Guided by these expert workshops, we initially propose two initiatives concentrating on exploiting the opportunities provided by the advent of global km-scale atmospheric models to consistently simulate aerosol effects on clouds and precipitation across cloud regimes, including convection. This work will inevitably highlight the need for novel observational constraints on aerosol effects on precipitation at the km-scale, to be developed in subsequent GAP initiatives.
- GAP global km-scale model intercomparison of aerosol effects on precipitation (DYAMOND-GAP?)
The GAP global km-scale model intercomparison of aerosol effects on precipitation will focus on the response of cloud, precipitation and climate to a well-defined prescribed radiative and microphysical aerosol perturbation that can be easily and consistently implemented in all participating km-scale atmospheric models. In this setup, prescribed anthropogenic aerosol perturbations of aerosol optical depth (top row) and cloud droplet numbers (bottom row), based on the MACv2-SP aerosol plume model [Stevens et al., 2017] with modifications as described in Herbert et al. (2021), are superimposed on the natural base state of the participating km-scale models, as demonstrated for ICON-Saphire [Hohenegger et al., 2022] in Figure 1.
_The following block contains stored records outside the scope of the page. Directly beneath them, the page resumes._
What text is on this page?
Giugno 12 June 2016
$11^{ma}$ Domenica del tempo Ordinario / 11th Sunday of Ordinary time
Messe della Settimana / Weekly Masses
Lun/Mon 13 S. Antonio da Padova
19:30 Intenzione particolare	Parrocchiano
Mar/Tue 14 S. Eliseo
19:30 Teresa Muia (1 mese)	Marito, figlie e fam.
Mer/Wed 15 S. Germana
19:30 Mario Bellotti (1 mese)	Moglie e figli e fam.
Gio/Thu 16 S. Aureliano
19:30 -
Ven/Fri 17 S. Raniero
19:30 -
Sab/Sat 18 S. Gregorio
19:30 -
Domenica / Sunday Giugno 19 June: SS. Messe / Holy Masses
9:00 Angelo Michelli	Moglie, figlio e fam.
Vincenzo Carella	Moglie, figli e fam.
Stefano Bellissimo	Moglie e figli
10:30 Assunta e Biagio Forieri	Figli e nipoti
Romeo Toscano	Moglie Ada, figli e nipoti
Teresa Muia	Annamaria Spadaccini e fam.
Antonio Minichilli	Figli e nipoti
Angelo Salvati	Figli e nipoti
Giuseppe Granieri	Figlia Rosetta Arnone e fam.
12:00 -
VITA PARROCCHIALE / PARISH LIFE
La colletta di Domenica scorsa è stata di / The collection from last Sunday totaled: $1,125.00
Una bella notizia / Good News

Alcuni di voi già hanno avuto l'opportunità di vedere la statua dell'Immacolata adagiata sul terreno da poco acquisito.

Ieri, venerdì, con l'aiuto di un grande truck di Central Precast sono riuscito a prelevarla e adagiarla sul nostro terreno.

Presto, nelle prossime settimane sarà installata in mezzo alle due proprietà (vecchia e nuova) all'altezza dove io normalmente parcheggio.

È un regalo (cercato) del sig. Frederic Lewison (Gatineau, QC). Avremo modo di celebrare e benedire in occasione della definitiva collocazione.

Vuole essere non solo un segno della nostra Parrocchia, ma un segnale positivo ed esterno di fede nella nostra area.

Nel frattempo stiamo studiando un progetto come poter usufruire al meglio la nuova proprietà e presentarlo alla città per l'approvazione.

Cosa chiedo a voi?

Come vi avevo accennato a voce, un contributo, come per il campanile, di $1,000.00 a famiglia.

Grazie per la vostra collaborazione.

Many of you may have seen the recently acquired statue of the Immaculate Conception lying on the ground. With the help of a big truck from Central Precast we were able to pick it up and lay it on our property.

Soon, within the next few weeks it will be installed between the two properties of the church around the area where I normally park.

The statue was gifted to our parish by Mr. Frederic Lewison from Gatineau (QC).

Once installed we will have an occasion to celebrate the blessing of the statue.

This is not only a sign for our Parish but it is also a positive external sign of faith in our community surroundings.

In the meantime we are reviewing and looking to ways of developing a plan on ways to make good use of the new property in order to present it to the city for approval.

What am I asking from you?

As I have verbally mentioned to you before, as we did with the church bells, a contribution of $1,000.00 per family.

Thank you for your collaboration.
While this setup ignores potentially important feedbacks of clouds and precipitation on aerosols, it allows us to consistently assess the cloud and precipitation response to a well-defined aerosol perturbation. It further facilitates decomposition of the response to radiative and microphysical perturbations, an approach that has been successfully demonstrated in large domain cloud resolving km-scale simulations over the Amazon [Herbert et al., 2021]. The simulation protocol will be closely aligned with the upcoming DYAMOND3 intercomparison and will be published on this webpage in autumn 2023.
- GAP Radiative Convective Equilibrium (RCE) model intercomparison project (RCEMIP) aerosol perturbation experiment
An aerosol-focused RCEMIP perturbation experiment is planned for the near future. The RCE setup is ideal for comparing the response of clouds to aerosol perturbation under wide environmental (SST) conditions, focusing on the equilibrium state (as opposed to the transient conditions simulated in DYAMOND-GAP). This setup will be used to examine the sensitivity of the RCE climate, cloud feedback, precipitation efficiency and convective aggregation to the based state of assumed aerosol/cloud droplet concentration. Results from SAM simulations following the RCE_small configuration (from the RCEMIP protocol [Wing et al., 2018]) with 5 different levels of aerosol concentrations and under 5 different SSTs are presented below. It demonstrates that, for a given SST, aerosol concentration affects the anvil cloud fraction and the liquid water in the clouds (Figure 2).
- The simulation protocol will be closely aligned with the RCEMIP protocol but with at least three different prescribed aerosol/ cloud droplet concentrations (near surface concentrations of 20, 200 and 2000 cm3). The aerosol concentrations should affect only the cloud microphysics, and not the radiation directly (as aerosol-radiation interactions are excluded. The simulation protocol will be published on this webpage in autumn 2023.